Greg Lamazères
Greg
Lamazères
Journaliste, écrivain

Sanseverino dans la peau du papillon

Vous avez ce quinqua aux tempes rasées et à la banane ferme et grise, qui porte de gros piercings aux oreilles, s’est mis sur le nez des sortes de wayfarers de rocker myope, toujours sapé comme Buddy Holly, Dino ou Robert Mitchum, une vieille gratte du genre Martin 00 sur le ventre qu’il semble avoir rond, et vous vous dites, c’est pas possible, ce zigue qui nous a fait rire et trépigner avec des chansons comme Les Sénégalaises, Maigrir, Jean-Luc, André, Bourre-Pâtes et Tire-Nerfs, descend à la fois de Patrick Topaloff et de Django Reinhardt ! Avec son air ahuri, il essaye de tromper son monde, de nous faire prendre les vécés pour des cavernes (voir sur le Web sa série Video Gogue), de nous obliger à aimer la musique qu’il joue maintenant depuis trois ans et l’album Honky Tonk, après avoir mis de côté le swing manouche qui a fait sa réputation, à savoir le bluegrass ! Bluequoi ? C’est pas de la country au moins ? Mais si ! Bien sûr que si ! Un concentré de country, ou plutôt, ce que le hard est au rock : ça joue vite, il y a des acrobaties techniques, guitares, mandolines, banjos, contrebasses, ça fuse de partout, mais le son est tout en bois. Si vous avez aimé le film Alabama Monroe, c’est ça. Sanseverino a la classe tout en faisant le clown.

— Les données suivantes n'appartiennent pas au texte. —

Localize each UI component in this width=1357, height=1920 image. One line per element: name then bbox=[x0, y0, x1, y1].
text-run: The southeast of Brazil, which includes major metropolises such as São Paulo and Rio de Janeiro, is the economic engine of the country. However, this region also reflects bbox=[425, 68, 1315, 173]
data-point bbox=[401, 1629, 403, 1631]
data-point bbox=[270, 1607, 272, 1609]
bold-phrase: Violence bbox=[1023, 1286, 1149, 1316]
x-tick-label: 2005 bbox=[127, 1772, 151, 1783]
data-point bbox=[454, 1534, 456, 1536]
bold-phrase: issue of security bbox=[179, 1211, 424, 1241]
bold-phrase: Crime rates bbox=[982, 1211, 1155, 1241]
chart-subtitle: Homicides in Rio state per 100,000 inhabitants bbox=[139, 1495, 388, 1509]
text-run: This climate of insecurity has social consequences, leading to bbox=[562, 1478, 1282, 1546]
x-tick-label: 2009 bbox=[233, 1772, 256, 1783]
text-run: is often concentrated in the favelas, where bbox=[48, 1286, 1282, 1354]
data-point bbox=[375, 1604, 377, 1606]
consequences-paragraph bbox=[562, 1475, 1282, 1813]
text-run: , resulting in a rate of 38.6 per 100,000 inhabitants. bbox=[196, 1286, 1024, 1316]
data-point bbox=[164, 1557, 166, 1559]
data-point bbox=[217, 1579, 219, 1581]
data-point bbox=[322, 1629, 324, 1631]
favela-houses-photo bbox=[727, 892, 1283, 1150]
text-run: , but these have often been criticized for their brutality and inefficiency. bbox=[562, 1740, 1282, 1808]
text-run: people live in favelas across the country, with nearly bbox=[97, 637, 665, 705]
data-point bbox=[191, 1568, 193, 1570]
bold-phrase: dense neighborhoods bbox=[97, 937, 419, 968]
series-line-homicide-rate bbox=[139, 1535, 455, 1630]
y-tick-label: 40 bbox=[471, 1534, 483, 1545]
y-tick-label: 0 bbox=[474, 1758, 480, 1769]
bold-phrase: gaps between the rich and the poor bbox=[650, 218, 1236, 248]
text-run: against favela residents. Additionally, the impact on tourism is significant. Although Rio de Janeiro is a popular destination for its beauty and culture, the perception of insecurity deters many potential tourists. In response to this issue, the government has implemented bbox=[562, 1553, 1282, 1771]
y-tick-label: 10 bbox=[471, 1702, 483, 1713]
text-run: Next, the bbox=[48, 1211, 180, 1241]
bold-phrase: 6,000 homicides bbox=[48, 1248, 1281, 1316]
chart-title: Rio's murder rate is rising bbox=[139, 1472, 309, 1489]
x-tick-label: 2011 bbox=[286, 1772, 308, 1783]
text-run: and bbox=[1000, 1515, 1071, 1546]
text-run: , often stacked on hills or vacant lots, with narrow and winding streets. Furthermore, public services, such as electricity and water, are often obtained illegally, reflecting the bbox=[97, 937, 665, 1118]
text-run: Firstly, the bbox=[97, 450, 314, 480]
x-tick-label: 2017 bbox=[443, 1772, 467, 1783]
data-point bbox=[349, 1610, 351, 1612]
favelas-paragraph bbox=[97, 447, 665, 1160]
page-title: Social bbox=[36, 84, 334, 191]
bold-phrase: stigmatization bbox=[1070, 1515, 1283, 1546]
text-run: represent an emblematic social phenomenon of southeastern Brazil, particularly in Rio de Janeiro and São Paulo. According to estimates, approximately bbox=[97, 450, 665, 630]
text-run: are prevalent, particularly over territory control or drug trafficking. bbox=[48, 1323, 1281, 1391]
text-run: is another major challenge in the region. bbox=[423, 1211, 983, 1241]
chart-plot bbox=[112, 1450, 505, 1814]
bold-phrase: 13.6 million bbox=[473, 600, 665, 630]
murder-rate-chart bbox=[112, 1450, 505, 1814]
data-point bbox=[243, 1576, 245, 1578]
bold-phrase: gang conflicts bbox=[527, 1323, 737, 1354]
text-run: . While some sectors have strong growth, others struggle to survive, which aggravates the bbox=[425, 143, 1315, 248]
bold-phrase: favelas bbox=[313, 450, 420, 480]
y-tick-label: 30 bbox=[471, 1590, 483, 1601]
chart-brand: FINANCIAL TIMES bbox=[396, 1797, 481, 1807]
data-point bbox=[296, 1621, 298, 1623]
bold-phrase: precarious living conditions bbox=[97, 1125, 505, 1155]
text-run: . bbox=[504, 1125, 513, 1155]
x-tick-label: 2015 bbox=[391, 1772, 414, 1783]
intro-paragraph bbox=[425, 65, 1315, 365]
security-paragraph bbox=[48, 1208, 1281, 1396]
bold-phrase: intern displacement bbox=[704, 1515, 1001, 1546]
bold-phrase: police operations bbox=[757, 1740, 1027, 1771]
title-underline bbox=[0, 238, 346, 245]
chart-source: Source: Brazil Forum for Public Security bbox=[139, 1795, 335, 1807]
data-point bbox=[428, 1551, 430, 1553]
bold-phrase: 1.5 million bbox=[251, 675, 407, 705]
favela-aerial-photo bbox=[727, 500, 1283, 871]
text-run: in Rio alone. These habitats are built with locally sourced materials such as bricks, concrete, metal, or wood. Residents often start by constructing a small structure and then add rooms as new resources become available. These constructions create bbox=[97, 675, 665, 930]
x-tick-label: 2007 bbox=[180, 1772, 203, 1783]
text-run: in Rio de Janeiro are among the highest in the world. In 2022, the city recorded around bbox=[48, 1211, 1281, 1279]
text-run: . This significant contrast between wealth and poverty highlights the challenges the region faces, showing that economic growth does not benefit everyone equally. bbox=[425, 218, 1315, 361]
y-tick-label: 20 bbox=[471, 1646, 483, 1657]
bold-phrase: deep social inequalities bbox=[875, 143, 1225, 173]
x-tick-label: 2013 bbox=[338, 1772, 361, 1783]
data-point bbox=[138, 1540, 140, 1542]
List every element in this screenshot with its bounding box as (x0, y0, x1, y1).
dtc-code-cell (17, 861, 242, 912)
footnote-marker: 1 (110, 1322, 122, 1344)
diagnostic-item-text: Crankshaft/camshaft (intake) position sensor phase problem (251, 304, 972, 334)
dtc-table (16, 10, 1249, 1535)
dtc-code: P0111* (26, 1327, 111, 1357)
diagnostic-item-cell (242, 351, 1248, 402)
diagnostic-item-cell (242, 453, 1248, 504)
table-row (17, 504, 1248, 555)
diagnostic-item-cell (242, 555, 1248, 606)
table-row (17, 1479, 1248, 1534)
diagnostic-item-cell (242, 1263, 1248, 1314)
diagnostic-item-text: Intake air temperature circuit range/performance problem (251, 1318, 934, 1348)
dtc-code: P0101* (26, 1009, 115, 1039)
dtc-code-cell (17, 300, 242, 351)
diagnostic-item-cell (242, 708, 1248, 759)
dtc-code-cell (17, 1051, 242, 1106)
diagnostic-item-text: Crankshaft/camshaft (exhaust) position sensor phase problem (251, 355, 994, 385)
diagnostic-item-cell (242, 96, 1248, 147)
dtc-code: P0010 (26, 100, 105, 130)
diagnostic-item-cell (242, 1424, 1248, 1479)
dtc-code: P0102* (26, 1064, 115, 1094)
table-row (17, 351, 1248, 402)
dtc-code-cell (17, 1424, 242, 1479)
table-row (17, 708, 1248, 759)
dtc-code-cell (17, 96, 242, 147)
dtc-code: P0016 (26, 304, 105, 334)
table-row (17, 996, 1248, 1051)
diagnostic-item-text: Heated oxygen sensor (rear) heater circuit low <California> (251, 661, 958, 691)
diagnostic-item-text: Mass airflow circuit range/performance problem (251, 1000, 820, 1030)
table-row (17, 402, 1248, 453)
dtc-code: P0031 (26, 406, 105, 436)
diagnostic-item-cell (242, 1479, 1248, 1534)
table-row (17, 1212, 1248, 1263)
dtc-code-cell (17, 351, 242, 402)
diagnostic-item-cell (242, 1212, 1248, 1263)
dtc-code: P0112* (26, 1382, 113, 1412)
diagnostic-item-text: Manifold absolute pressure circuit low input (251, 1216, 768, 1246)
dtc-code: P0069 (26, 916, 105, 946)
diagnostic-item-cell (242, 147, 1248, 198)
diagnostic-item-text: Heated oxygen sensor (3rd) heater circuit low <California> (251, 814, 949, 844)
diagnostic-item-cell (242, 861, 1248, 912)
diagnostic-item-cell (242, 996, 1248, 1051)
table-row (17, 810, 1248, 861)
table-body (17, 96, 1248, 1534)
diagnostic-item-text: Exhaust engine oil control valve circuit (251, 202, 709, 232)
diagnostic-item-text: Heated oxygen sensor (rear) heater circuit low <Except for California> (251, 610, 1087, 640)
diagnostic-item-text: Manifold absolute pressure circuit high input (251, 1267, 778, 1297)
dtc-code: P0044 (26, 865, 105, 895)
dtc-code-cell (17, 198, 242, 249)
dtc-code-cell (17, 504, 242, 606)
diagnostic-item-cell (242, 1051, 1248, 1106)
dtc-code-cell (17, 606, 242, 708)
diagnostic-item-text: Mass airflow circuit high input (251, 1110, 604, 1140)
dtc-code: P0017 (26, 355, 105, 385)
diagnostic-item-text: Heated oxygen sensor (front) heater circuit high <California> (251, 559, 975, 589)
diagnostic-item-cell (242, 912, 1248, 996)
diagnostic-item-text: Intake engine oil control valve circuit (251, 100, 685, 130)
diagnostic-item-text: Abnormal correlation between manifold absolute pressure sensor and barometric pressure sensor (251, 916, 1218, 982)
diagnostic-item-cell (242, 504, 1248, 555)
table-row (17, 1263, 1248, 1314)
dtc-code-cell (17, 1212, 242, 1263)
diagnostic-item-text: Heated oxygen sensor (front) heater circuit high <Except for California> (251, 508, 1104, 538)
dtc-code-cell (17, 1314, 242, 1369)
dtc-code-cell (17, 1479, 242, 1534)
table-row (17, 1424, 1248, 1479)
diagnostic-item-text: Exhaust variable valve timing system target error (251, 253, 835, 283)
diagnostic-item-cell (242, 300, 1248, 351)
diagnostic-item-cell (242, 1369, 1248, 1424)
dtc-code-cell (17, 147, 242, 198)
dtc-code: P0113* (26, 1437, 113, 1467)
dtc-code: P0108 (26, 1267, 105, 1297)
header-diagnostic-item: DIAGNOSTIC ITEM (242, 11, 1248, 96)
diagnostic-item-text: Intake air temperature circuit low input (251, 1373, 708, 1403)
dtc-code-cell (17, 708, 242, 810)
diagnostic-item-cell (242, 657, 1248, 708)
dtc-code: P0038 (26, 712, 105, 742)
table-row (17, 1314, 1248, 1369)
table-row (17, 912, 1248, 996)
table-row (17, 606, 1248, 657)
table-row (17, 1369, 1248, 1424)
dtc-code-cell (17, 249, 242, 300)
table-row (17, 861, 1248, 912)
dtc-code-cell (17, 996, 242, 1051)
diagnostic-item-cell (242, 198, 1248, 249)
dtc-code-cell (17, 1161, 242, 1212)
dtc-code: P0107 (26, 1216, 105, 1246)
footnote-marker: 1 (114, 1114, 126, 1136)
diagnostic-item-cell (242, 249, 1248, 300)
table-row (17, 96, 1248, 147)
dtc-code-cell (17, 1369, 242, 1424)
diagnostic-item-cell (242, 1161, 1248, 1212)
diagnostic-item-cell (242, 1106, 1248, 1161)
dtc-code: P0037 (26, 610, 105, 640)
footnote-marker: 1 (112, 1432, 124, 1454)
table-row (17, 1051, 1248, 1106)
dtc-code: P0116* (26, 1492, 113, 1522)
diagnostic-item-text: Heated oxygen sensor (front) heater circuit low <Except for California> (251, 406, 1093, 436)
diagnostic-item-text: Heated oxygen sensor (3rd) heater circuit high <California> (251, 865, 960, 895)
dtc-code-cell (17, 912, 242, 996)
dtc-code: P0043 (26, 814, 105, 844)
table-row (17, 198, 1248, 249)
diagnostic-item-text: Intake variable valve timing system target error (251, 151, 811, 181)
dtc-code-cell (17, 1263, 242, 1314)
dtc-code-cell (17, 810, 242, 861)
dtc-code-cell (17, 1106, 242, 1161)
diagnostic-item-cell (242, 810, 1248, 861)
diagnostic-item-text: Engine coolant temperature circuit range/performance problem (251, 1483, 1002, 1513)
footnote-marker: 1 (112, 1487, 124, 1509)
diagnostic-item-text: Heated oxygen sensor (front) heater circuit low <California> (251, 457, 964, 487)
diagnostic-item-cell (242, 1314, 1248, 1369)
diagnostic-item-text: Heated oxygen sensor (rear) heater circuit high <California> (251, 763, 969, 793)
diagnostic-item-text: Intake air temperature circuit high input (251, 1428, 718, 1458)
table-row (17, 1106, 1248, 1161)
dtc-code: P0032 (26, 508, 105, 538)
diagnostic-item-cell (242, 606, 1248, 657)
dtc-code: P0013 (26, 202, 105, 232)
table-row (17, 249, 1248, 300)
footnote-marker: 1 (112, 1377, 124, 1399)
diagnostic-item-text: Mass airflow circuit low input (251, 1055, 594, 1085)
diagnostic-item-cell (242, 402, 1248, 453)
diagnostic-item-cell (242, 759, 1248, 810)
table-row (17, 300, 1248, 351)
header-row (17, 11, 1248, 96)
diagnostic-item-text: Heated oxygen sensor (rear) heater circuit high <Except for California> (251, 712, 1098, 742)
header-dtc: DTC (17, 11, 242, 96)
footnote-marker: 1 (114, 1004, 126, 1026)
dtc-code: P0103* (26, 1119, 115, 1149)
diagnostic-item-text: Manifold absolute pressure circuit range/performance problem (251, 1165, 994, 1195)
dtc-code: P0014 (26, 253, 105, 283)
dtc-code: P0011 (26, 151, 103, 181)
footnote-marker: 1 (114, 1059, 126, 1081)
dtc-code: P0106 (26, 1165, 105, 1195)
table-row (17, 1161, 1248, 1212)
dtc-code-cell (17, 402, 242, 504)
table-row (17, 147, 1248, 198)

« Sanseverino a la classe tout en faisant le clown »

Les disques du libertaire François Béranger l’ont fait rêver (écoutez donc Brésils – aucun swing, mais des mots fameux), il a été rocker alternatif et voleur de poules, il a aussi ressemblé au mélange fatal de Jean Gabin et Maurice Biraud, et le voici de retour avec un concept-album, comme on dit quand il s’agit de Genesis ou Pink Floyd, autour d’un héros de papier qui s’appelle Papillon. Oui, il y a le film avec Steve McQueen, mais Papillon, c’est surtout la rude autobiographie romancée qui avait paru en 1969 et tirée d’un tas de cahiers d’écolier sur lesquels l’ancien bagnard tatoué Henri Charrière avait consigné sa vie d’évadé d’avant-guerre. En 14 chansons, Sanseverino adapte le roman, se glisse dans la peau du gars, raconte son procès, ses voyages dans les geôles tropicales, comment on y passe sa fortune dans des rouleaux fuselés, comment les hommes s’y aiment et se dévorent au son d’un tambour, et plein d’autres tribulations, tout ça sur du bluegrass, cordes frottées, tempo parfait, suspense garanti !

On nous dit que les concerts de la tournée en cours sont en deux parties, la première consacrée à Papillon, la deuxième « franchement rock’n’roll ». On y ira au Bascala avec un nœud et un cuir.